A website copy with HTTrack
Tested with version WinHTTrack Website Copier 3.30-RC-5 (+swf)
Kakadu National Park June 2003
project name: KakaduWeb(URL) addresses:
http://www.pbs.org/edens/kakadu/
http://members.ozemail.com.au/~eparker/kakadu/kakadu.html
http://www.atn.com.au/nt/north/kakadu.htm
http://www.ea.gov.au/parks/kakadu/
http://www.northernterritory.com/northernterritory/index.cfm?attributes.fuseaction=MainFrame&id=Kakadu
amount of time: 3 hours (56k modem)
in the scan rules, add:
+*.png +*.gif +*.jpg +*.css +*.js
-*.hqx
-*.exe -*.zip -*.doc not to download very big Word files
-*.pdf if you you don't need them. There are many.
+*/kakadu.html to mirror all the external links about the park (especially www.wcmc.org.uk\protected_areas\data\wh\kakadu.html)

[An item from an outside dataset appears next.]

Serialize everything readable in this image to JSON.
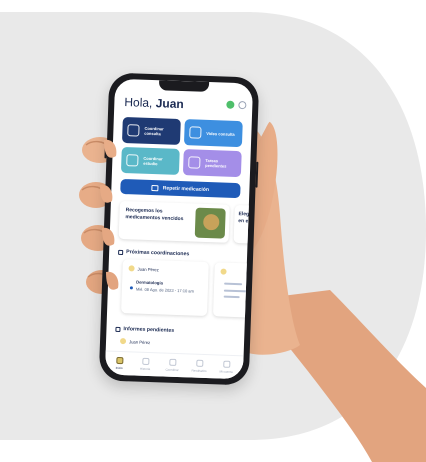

in the tab Limits limit to 100000 or 200000 the maximum size of non-HTML files.
problem:
Huge siteOther examples with similar difficulties: Marian High | Areaparks
solution:
The limits listed above allow you to mirror session by session.You can modify them to add big files. Not to overload servers, set limits for the max tranfer rate and the max connections per second.
You can also add Web addresses or scan rules if you find some interesting internal or external links, but set a site size limit if you don't want to capture the Web.
You can browse any Web address captured as WinHTTrack made an index file.